Three YouTube employees said they had a YouTube channel prior to applying for a role at the company. And two had managed YouTube creators' businesses prior to landing their roles.
Donnelly says to keep up with the company by reading YouTube CEO Susan Wojcicki's letters addressing the YouTube community, and the YouTube Official Blog.
"First and foremost, what we are honestly looking for is people who are really passionate about the platform and the product," Donnelly said.
Erika Kullberg is an attorney and YouTube creator with 76,000 subscribers who used her YouTube channel to market and sell a course on how to become a creator.
I wrote about how she created her course and how much she'd earned:
Kullberg charges $500 for the course. Since its launch, over 100 people have enrolled, and she has earned over $36,000.
She presold the course for $300 (a $200 discount) before she created it in order to understand how many people would be interested in purchasing it.
To organize the course, Kullberg used Asana, the team productivity software, during the planning phase.
"I also liked that a course would be a source of passive income," Kullberg told Insider. "I would have to put the time in up front to create it, but then it would be essentially passive - apart from the occasional customer-service inquiry."
Jimmy Donaldson (MrBeast).

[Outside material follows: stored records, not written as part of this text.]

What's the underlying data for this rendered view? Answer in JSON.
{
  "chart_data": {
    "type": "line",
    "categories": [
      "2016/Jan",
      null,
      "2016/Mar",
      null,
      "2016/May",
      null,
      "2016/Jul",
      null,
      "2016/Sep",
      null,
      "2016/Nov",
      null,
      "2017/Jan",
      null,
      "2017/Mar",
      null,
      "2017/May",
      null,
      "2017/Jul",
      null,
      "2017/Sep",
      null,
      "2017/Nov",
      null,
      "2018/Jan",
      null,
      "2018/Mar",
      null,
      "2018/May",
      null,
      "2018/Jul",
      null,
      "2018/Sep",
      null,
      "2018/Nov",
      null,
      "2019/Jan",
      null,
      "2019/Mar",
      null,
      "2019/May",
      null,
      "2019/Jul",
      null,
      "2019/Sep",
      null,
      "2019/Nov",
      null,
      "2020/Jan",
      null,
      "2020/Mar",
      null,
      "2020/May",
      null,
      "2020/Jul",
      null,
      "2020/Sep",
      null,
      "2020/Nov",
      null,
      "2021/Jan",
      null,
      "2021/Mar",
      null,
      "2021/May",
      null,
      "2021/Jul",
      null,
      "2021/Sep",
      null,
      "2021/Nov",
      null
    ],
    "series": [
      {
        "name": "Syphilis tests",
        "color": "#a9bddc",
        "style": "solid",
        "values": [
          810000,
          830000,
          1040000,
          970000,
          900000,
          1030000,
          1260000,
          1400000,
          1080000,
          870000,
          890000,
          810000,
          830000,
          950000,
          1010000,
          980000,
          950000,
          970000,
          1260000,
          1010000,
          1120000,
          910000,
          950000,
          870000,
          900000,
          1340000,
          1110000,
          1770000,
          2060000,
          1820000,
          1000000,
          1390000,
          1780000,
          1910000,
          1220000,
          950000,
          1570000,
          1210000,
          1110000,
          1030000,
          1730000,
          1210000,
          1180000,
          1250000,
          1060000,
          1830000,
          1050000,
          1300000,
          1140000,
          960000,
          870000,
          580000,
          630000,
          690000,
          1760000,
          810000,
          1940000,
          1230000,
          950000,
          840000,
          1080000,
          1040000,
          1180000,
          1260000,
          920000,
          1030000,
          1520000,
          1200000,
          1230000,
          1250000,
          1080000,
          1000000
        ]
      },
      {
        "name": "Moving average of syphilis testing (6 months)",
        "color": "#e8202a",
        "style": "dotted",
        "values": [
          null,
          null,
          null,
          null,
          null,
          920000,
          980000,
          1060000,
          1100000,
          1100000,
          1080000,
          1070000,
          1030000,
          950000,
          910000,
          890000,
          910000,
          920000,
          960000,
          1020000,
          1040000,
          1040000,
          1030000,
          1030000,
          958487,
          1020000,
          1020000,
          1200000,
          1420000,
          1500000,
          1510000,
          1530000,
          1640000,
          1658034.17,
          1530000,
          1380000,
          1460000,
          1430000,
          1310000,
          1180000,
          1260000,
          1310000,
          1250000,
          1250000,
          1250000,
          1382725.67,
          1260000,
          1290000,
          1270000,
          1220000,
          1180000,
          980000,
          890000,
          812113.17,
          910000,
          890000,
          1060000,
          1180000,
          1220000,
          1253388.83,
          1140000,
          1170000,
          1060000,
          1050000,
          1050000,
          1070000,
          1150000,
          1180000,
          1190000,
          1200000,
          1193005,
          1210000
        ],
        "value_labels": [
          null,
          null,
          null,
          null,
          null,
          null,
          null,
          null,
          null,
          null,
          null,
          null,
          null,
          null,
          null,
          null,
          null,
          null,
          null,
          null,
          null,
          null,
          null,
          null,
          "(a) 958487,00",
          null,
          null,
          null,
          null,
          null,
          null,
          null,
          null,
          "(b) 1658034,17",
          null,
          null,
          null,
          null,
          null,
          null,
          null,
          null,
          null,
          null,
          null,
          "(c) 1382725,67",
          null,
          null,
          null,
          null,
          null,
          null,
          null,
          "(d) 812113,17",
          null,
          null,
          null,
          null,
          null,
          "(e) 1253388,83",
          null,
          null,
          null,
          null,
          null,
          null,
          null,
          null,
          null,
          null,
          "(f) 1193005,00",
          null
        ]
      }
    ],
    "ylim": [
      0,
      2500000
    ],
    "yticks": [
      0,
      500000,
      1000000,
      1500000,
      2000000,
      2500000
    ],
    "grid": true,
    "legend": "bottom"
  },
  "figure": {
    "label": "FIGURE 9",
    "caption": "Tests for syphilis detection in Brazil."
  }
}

Virtual Dining Concepts.
MrBeast and PewDiePie, two of YouTube's top stars, are looking to grow on Facebook and Snapchat.
Dan Whateley wrote that they're working with the startup Jellysmack to redistribute their videos onto other apps:
Jellysmack plans to tweak MrBeast's videos, test out video thumbnails, and promote his videos with some paid media in exchange for a cut of incremental ad revenue earned.
PewDiePie joined the platform in January in a push to move his YouTube content on Facebook.
Two thirds of Jellysmack's creators generated more than $100,000 in gross revenue in 2020.
Key trend: YouTube creators are redistributing content onto other social-media apps as a way to earn money and reach new audiences.